AMG Logistics Nigeria

Truck drivers working at the Lagos Port Complex Apapa and the Tin Can Island Port Complex have again expressed dissatisfaction with the shoddy implementation of the so-called electronic call up system by the Nigerian Ports Authority (NPA).

The collapse of the system, which is being implemented through an app called “eto”, was glaring yesterday with extended lines of trucks blocking the roads all the way from Wharf Road, Apapa to Eko Bridge; and from Tin Can port gate all the way to Mile 2 on the Oshodi-Apapa expressway.

“Wetin be eto? Eto no work anything. Sebi you can see everything yourself. They just used it to collect our money. All the police and LASTMA people they are everywhere only collecting money.

“Only people that pay them can pass into the port. Everything has failed,” Jamiu Adetunji, a flatbed driver who spoke with SHIPS & PORTS at Costain roundabout on Wednesday lamented.

Adetunji said he had never used the eto app since it was launched in February to access the port.

“To enter port no be eto, na money. You pay police and LASTMA you enter port. Them just dey deceive us,” he said.

Recall that NPA rolled out the electronic call up system on February 27 with promises by the Managing Director of the authority, Hadiza Bala Usman, that the new system was the much-needed elixir for the Apapa gridlock.

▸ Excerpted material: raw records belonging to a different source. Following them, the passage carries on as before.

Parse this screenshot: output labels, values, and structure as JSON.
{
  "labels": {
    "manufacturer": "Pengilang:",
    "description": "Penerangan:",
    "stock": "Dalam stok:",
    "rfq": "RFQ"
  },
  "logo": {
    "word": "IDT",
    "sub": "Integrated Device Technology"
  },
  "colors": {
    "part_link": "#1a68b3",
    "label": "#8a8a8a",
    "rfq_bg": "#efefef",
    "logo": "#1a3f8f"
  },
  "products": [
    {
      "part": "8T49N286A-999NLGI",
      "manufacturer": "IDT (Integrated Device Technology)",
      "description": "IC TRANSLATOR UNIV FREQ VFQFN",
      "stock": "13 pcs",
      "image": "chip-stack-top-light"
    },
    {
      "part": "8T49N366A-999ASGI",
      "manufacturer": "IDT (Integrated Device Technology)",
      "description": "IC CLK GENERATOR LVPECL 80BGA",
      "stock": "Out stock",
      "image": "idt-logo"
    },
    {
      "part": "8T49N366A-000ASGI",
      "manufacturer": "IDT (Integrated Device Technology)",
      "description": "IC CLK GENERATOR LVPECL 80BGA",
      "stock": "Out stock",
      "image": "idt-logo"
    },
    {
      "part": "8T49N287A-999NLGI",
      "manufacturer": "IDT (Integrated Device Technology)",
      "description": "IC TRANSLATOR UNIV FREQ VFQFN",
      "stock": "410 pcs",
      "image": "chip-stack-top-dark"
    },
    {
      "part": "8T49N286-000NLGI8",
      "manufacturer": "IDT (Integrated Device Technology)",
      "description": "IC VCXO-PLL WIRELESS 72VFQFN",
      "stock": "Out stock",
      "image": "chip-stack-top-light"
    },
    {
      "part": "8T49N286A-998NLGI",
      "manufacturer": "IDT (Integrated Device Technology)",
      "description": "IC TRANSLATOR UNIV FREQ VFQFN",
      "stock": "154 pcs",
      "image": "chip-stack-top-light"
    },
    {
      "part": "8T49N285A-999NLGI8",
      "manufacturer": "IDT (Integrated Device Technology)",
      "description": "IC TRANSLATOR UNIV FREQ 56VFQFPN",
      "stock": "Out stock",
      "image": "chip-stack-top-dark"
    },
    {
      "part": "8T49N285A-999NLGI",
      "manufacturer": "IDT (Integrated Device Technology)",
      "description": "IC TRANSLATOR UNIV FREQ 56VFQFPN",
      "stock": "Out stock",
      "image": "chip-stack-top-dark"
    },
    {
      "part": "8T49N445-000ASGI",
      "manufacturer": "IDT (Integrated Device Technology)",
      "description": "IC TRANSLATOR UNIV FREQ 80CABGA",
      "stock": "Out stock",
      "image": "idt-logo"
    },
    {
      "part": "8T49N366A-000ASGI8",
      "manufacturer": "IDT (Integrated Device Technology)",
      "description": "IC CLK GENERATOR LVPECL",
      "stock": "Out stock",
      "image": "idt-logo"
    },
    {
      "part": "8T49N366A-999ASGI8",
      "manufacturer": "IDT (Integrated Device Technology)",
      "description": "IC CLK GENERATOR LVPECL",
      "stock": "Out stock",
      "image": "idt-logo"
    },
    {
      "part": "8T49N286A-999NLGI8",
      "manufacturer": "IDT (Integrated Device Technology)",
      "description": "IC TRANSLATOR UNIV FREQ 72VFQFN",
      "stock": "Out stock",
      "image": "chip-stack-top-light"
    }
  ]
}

NPA launched the eto app, which truckers were expected to use to book turns to enter the port. NPA also designated some truck parks for the port-bound trucks. The trucks were expected to wait at the truck parks until it is their turn to enter the port.

However, both the online booking system and truck park arrangement have fallen like a pack of cards as the trucks – tankers, container trucks, break bulk cargo trucks and factory trucks – have returned fully to the roads.

SHIPS & PORTS first reported the collapse of the electronic call up system in March. The situation has since worsened, making movement in and out of Apapa and Tin Can a harrowing experience.

A tanker driver, who also spoke with SHIPS & PORTS on Wednesday, expressed disappointment over the inability of NPA and the Lagos State Government to address the gridlock.

“I have been driving to Apapa for more than three years. Every time they promise to solve this problem but they don’t do anything. It is drivers like us that suffer at the end,” he lamented.

The Association of Maritime Truck Owners (AMATO), in a statement this week, said the implementation of the electronic call up system by NPA as well as the activities of officials of the Lagos State Special Traffic and Enforcement Team were fraught with “irregularities and corruption”.